Similarly if you record a play of The Lord of the Rings: The Card Game – Nightmare Deck: Shadow and Flame 3 times, then you must have played the Khazad-dûm expansion 3 times, and so you must have played Lord of the Rings: The Card Game 3 times as well. So from that play we infer plays of the others. When I ask the database “how many times did she play Khazad-dûm?” I don’t need to notice that there are 3 plays of Shadow and Flame, because the database already has it. That’s why I do normalisation. It can get a bit complex.

Which is all very well and good except when you add locations in as well. Let’s say you record a play of Carcassonne: The River and a play of Carcassonne. How many times did you play Carcassonne? At the moment, Extended Stats infers that you played Carcassonne one time, and you used the expansion The River. But if you record a play of Carcassonne: The River at home, and a play of Carcassonne on boardgamearena.com, how many times did you play Carcassonne? Well, twice, is my guess. So that’s what Extended Stats needs to do.

So with the addition of location information, the normalisation algorithm needed to be updated. And as I mentioned earlier, it’s a bit of a complex algorithm. I’m a pretty bold and capable programmer, but I am also a cautious and not stupid one, so I was wary of messing with the code without being sure I got it right. This is what tests are for, so I needed to write some.

The problem was that Extended Stats is written in TypeScript, and I am not familiar with any TypeScript testing frameworks at all. So I asked Mr Google, and he said the best one these days is called Jest, so I looked it up and it seemed easy enough (because hey, I spent two days converting Scala tests to Java tests, I know what to expect) so I started to install it.

And that was where it got a bit messy. JavaScript documentation (TypeScript is like a fancy new version of JavaScript, but it’s still the same ecosystem) assumes that you know a whole bunch of JavaScript stuff, which I often don’t. I’m just a programmer, not stackoverflow. So there was a lot of guessing and muddling and maybe some swearing, and when I found the remnants of my previous attempt to use a JavaScript testing framework – mocha – in which I had written the comment “what a fucking retarded ecosystem” – I joyously deleted that. But then after learning a few things, I got it to work.

So then I was able to proceed with changing the code to support locations. I have that working now, but I haven’t sent it live yet because while I’m on a roll there are some other things I’d like to fix.

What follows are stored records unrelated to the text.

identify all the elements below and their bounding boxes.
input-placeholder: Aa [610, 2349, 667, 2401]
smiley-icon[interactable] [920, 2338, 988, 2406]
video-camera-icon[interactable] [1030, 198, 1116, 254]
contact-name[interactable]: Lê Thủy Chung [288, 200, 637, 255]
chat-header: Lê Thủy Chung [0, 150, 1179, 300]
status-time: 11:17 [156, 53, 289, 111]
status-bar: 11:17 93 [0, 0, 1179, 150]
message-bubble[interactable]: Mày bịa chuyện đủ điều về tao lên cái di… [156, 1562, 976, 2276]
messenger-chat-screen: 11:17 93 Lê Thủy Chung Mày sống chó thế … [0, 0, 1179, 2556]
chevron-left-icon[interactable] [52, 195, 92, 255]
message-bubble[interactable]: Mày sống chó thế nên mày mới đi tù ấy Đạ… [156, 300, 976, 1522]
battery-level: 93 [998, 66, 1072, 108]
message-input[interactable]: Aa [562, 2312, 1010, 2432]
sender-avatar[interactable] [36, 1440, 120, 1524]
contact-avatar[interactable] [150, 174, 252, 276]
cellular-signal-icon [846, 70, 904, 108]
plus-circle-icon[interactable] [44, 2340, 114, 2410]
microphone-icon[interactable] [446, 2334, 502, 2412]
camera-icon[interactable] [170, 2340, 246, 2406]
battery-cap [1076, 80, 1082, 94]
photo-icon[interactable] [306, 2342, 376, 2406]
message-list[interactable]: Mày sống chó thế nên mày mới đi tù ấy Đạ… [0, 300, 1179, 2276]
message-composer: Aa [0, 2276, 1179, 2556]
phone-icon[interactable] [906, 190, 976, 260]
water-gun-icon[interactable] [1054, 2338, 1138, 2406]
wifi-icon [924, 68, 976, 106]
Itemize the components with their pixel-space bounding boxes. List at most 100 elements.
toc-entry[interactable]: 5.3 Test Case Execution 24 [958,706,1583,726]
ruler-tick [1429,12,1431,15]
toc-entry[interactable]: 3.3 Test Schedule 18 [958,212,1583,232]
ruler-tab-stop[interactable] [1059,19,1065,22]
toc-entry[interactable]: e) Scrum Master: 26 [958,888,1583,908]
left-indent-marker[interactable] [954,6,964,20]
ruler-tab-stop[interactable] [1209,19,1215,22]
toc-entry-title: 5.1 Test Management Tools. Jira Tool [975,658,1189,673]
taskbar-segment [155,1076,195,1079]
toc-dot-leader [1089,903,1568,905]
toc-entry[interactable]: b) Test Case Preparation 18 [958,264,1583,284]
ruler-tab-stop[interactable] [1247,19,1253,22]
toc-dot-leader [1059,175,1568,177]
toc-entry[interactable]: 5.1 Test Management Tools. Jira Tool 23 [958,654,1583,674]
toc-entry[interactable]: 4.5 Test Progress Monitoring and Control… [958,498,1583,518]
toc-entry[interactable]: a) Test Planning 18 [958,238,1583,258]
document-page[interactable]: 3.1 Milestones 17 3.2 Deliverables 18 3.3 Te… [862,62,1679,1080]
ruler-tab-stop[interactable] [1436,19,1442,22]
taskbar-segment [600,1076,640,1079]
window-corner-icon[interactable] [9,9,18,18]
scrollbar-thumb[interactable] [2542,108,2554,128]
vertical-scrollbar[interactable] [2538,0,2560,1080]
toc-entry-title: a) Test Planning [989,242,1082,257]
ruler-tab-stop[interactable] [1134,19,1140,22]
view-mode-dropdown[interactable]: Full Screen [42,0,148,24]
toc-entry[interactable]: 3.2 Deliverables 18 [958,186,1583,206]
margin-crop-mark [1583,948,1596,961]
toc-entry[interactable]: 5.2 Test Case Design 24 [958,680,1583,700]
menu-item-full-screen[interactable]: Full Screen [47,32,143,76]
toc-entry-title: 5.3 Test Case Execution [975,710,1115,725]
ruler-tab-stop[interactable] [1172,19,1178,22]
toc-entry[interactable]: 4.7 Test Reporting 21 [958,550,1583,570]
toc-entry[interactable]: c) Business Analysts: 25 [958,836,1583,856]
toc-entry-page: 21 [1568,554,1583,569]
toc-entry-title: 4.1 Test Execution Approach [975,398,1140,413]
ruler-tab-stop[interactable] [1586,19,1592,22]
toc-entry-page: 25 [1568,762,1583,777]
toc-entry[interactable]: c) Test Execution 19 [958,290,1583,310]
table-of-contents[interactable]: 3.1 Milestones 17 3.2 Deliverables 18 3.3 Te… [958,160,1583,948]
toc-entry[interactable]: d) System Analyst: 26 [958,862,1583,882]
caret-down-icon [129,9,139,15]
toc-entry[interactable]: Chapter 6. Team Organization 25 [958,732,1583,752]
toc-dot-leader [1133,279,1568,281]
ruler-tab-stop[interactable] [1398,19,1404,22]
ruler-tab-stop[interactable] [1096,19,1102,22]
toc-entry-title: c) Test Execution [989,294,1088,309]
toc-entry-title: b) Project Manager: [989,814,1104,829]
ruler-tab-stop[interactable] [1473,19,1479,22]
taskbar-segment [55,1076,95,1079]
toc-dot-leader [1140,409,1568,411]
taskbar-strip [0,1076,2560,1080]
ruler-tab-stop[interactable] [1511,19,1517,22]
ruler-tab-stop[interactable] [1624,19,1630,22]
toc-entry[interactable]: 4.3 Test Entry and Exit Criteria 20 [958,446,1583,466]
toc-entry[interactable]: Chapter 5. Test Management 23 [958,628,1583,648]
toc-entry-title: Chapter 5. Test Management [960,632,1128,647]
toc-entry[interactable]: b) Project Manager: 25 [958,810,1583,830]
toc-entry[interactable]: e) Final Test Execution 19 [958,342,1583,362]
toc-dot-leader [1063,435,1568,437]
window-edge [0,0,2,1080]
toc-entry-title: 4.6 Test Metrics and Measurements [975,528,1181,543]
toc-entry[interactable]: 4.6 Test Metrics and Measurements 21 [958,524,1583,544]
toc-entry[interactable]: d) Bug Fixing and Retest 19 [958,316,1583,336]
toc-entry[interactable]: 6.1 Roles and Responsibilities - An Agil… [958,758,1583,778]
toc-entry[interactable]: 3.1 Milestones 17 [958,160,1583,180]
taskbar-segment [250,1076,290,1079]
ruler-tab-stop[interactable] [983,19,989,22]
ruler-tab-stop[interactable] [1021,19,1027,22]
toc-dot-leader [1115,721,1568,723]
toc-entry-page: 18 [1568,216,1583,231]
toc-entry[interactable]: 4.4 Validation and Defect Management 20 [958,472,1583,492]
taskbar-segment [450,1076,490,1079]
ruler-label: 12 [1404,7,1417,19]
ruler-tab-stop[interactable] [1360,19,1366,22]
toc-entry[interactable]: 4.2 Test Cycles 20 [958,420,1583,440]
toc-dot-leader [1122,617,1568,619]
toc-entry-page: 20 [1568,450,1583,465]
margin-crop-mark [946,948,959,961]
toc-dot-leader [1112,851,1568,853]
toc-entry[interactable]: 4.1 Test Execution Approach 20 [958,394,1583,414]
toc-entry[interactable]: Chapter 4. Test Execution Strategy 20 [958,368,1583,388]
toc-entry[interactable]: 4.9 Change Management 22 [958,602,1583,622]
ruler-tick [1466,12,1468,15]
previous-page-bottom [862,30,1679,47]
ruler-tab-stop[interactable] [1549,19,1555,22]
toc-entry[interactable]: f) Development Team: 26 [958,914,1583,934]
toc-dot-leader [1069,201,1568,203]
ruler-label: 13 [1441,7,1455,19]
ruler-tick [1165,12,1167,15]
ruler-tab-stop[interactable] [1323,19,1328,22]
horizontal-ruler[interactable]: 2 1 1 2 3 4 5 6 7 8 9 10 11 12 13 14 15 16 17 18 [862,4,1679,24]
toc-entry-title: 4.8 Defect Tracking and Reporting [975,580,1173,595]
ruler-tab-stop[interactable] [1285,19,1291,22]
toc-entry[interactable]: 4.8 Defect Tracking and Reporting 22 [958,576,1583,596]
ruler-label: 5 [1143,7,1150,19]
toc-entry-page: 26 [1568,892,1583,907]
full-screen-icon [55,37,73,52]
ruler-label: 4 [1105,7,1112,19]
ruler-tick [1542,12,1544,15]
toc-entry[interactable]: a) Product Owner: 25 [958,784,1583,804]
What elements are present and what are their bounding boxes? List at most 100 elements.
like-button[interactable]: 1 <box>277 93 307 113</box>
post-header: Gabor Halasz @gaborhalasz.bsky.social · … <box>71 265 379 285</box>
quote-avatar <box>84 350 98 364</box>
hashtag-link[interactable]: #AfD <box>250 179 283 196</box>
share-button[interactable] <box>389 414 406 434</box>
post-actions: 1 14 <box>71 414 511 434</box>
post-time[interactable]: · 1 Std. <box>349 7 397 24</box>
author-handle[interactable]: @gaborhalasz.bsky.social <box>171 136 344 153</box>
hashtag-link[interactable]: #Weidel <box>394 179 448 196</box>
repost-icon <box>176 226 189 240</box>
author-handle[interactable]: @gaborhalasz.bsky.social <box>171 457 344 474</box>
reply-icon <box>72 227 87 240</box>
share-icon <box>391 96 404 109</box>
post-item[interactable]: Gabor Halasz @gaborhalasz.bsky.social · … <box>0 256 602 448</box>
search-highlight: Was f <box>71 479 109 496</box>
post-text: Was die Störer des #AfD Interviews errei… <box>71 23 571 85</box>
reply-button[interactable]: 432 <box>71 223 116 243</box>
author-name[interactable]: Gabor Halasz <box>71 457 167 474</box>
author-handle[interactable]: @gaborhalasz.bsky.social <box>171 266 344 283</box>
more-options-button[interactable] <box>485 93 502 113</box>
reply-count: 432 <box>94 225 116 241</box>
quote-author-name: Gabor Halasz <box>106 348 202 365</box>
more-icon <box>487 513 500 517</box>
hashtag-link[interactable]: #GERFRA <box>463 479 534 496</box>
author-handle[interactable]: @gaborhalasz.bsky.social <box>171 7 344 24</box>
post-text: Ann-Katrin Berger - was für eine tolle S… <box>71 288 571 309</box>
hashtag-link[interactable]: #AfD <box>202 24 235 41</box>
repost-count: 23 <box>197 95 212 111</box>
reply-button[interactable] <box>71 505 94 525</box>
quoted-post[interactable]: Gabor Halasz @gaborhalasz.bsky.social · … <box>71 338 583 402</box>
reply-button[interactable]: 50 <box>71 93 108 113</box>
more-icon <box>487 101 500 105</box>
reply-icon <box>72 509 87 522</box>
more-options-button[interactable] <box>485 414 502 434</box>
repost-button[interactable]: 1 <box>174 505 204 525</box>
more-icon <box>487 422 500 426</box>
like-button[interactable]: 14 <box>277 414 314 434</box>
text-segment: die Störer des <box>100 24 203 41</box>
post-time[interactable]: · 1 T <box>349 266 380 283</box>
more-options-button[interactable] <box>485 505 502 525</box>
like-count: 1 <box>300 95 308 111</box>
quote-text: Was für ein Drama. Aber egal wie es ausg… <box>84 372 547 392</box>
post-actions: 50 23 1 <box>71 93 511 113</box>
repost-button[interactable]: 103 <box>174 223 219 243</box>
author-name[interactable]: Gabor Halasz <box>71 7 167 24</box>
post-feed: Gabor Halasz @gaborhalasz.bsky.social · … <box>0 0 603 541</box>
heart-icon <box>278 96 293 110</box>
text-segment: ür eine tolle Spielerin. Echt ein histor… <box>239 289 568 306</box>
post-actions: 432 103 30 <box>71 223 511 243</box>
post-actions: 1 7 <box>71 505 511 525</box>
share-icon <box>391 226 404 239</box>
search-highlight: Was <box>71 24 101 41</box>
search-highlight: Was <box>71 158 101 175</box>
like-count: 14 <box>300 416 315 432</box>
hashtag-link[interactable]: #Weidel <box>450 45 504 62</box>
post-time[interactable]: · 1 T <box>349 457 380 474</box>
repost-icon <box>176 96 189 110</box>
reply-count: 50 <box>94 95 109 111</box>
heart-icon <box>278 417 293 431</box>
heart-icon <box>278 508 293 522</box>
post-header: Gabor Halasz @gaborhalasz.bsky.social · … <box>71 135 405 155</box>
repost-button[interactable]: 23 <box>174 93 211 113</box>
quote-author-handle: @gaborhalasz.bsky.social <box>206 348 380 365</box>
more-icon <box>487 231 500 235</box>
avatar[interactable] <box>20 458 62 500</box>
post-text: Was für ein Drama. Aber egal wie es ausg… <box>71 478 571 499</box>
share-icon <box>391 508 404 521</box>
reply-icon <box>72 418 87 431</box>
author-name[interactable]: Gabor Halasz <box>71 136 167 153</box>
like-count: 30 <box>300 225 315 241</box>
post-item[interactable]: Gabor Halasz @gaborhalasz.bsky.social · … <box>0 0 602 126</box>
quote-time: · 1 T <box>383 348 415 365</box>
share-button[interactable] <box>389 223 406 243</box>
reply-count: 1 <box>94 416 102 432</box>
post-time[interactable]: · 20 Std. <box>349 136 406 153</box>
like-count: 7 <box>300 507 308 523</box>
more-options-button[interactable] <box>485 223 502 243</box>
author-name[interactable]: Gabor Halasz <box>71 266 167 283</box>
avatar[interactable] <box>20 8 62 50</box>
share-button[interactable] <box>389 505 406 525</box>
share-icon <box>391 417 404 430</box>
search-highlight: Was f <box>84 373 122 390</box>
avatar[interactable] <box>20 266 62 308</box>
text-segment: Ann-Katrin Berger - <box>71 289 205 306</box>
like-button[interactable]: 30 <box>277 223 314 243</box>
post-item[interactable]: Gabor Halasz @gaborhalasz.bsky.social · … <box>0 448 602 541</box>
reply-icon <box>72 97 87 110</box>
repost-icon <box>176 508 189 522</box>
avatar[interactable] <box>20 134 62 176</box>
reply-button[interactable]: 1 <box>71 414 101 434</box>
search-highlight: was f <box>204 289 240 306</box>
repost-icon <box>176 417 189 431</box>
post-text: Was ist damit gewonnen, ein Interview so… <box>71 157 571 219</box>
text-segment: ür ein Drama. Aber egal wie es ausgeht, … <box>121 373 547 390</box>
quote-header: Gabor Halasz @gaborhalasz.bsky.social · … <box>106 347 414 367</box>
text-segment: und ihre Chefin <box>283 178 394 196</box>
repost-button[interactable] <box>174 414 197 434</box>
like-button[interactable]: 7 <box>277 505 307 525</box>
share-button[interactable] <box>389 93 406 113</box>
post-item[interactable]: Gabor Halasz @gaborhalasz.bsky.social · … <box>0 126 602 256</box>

Some games have really nasty expansion trees. Agricola, for example, has a revised edition. Some of the expansions are suitable for either edition. So if you record a play of Agricola: Agricola Meets Newdale, I can’t say what base game you played. However if you also record a play of Agricola: Farmers of the Moor (revised edition), then I can assume that you played Agricola (revised edition), with two expansions. I don’t think my code can handle that yet, so I’m going to make sure it does before I bother deploying a new version.

So that is what I’ve been up to – details details details! I’ve also done a couple of new charts recently, which I am quite pleased with, but I haven’t blogged about them. The UI work is always nice because it shows concrete results, but the excellence needs to continue all the way down.